Manuel Spadarotto (Pirmin Jung Schweiz AG) wies darauf hin, dass auch in unseren Breiten künftig mehr Hitzetage zu erwarten seien. Bauten mit hitzetauglichen Konstruktionen aus Holz seien durchaus möglich. Zu berücksichtigen gelte es dabei auch den Einfluss von Beleuchtung, Nutzungsart usw. auf das Raumklima. Lüftung und Nachtauskühlung bedingten planerische Massnahmen. Letztlich sei aber das Nutzungsverhalten massgeblich für ein angenehmes Raumklima.


Konstruktion und Technik: klimafreundlich

Architekt Andy Senn (St. Gallen) stellte mit dem neuen Landwirtschaftlichen Zentrum Salez einen Low-Tech-Pionierbau vor. Die Fensterflächen der Fassade sind auf 30% begrenzt, um die Raumtemperaturen im Holzbau mit seiner relativ geringen Masse besser kontrollieren zu können. Das Gebäude ist nach den Prinzipien des SIA-Effizienzpfads gebaut. Es verfügt über eine Holzfernwärmeversorgung. Die energieeffiziente Beleuchtung wird ebenso von Hand geschaltet wie die mehrheitlich natürliche Lüftung.

Am Beispiel einer Neubausiedlung mit 52 Wohnungen in Winterthur-Seen (Hagmann-Areal) erläuterte Boris Brunner (weberbrunner architekten, Zürich/Berlin) die Planungsschritte, die zu einem bezüglich Nutzung und Klima effizienten Ganzen führten. Brunner plädierte dafür, vermehrt bestehende Bauten in Neubauprojekte einzubeziehen und auch autofreie Siedlungen zu fördern. Tiefgaragen stünden klar im Widerspruch zum Ziel einer klimagerechten Bauweise. Ebenso solle möglichst lokales Holz die gängigen Betonkonstruktionen ersetzen.

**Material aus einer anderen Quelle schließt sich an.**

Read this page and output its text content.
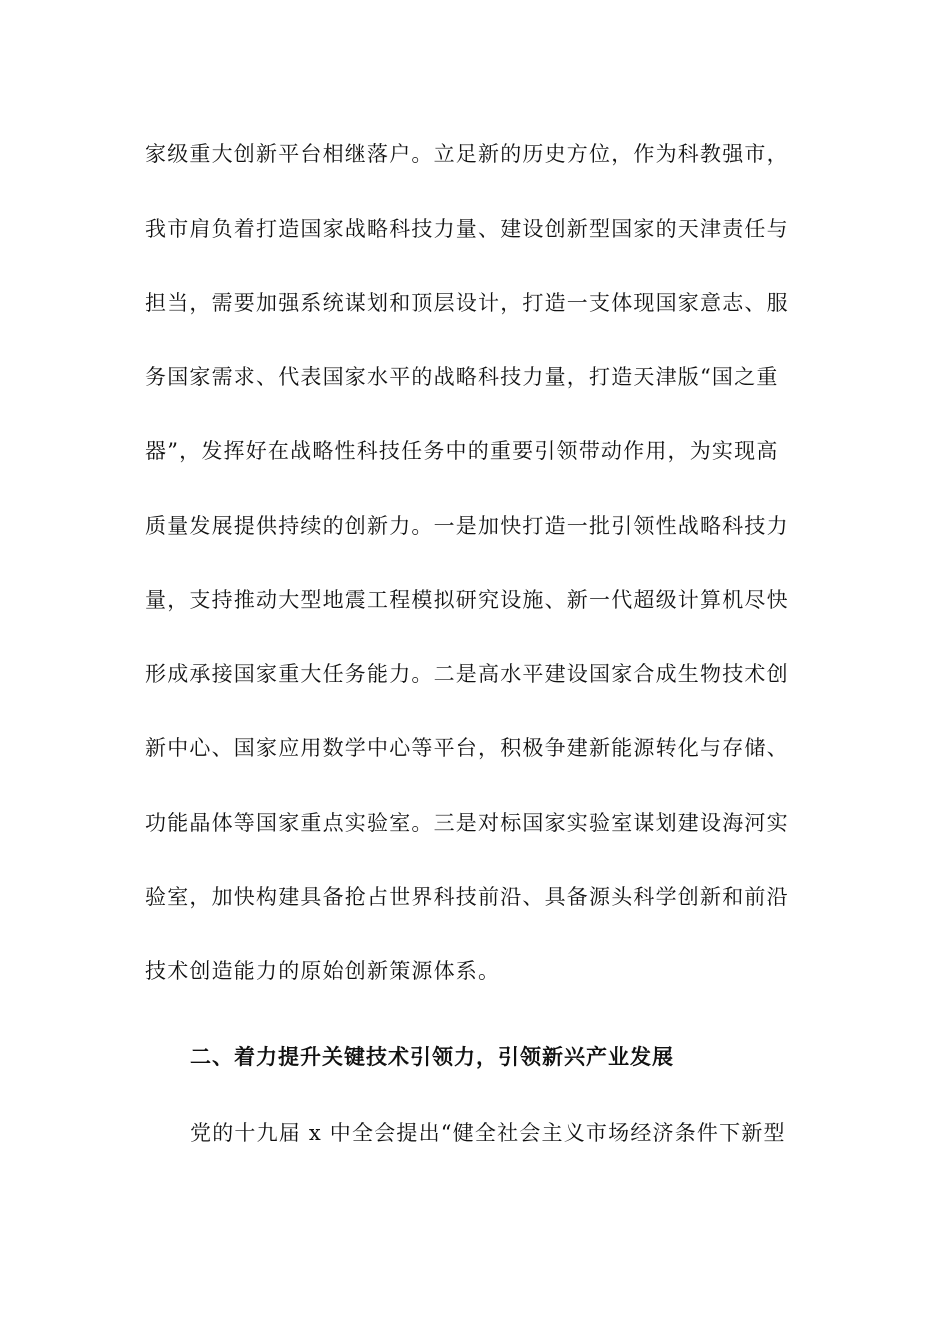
家级重大创新平台相继落户。立足新的历史方位，作为科教强市，
我市肩负着打造国家战略科技力量、建设创新型国家的天津责任与
担当，需要加强系统谋划和顶层设计，打造一支体现国家意志、服
务国家需求、代表国家水平的战略科技力量，打造天津版“国之重
器”，发挥好在战略性科技任务中的重要引领带动作用，为实现高
质量发展提供持续的创新力。一是加快打造一批引领性战略科技力
量，支持推动大型地震工程模拟研究设施、新一代超级计算机尽快
形成承接国家重大任务能力。二是高水平建设国家合成生物技术创
新中心、国家应用数学中心等平台，积极争建新能源转化与存储、
功能晶体等国家重点实验室。三是对标国家实验室谋划建设海河实
验室，加快构建具备抢占世界科技前沿、具备源头科学创新和前沿
技术创造能力的原始创新策源体系。
二、着力提升关键技术引领力，引领新兴产业发展
党的十九届 x 中全会提出“健全社会主义市场经济条件下新型
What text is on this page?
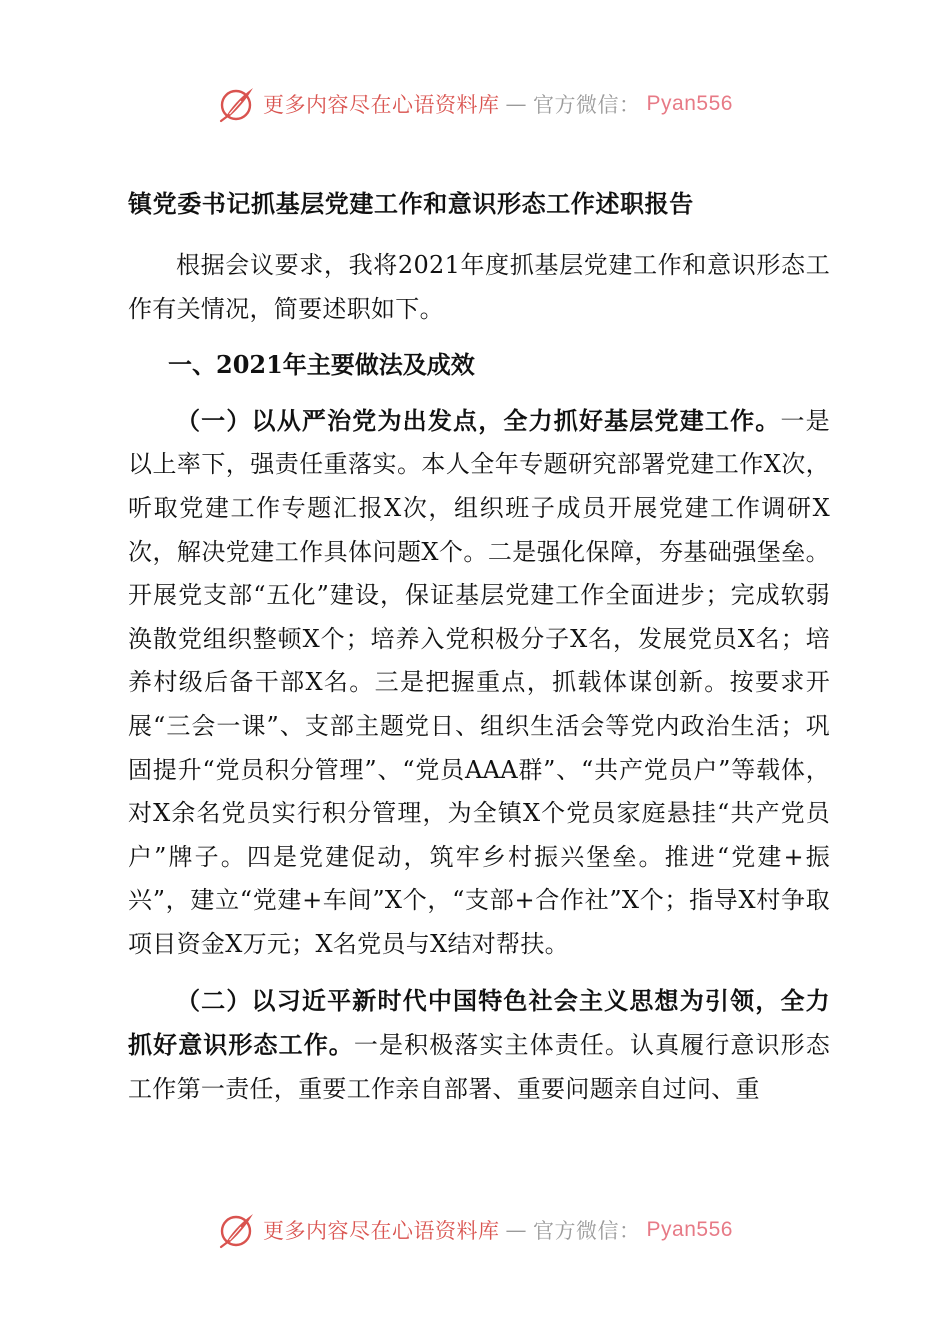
更多内容尽在心语资料库 — 官方微信： Pyan556
镇党委书记抓基层党建工作和意识形态工作述职报告

根据会议要求，我将2021年度抓基层党建工作和意识形态工作有关情况，简要述职如下。

一、2021年主要做法及成效

（一）以从严治党为出发点，全力抓好基层党建工作。一是以上率下，强责任重落实。本人全年专题研究部署党建工作X次，听取党建工作专题汇报X次，组织班子成员开展党建工作调研X次，解决党建工作具体问题X个。二是强化保障，夯基础强堡垒。开展党支部“五化”建设，保证基层党建工作全面进步；完成软弱涣散党组织整顿X个；培养入党积极分子X名，发展党员X名；培养村级后备干部X名。三是把握重点，抓载体谋创新。按要求开展“三会一课”、支部主题党日、组织生活会等党内政治生活；巩固提升“党员积分管理”、“党员AAA群”、“共产党员户”等载体，对X余名党员实行积分管理，为全镇X个党员家庭悬挂“共产党员户”牌子。四是党建促动，筑牢乡村振兴堡垒。推进“党建+振兴”，建立“党建+车间”X个，“支部+合作社”X个；指导X村争取项目资金X万元；X名党员与X结对帮扶。

（二）以习近平新时代中国特色社会主义思想为引领，全力抓好意识形态工作。一是积极落实主体责任。认真履行意识形态工作第一责任，重要工作亲自部署、重要问题亲自过问、重

更多内容尽在心语资料库 — 官方微信： Pyan556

Kreislaufwirtschaft: klimaschonend

Im Sinne der Kreislaufwirtschaft gilt es in Zukunft Materialien vermehrt wiederzuverwenden. In der Bauteilwiederverwertung kennt sich das Baubüros in situ (Basel, Zürich, Liestal) aus. Kreislaufwirtschaft bedeutet für Kerstin Müller (in situ ag, Basel) ein Bewusstsein dafür, dass wir in bereits gebauter Umwelt leben. Allein das Ansteigen der Holzpreise und die Verknappung von Rohstoffen zwängen dazu, über dieses Thema nicht nur nachzudenken, sondern zu handeln.

Im Basler Quartier Lysbüchel wurden 1000 m2 Fassade aus wiederverwendeten Bauteilen erstellt. Beim Bau handelte sich um ein ehemaliges Lagergebäude, dessen Flächen für Schulen und Gewerbe umgenutzt wurden. Im ‹NEST›, dem Experimentalbau der Empa in Dübendorf, wurden nach den Plänen des Baubüros in situ temporäre Büroeinheiten eingebaut, um pandemietaugliche Einzelarbeitsplätze zu gewinnen.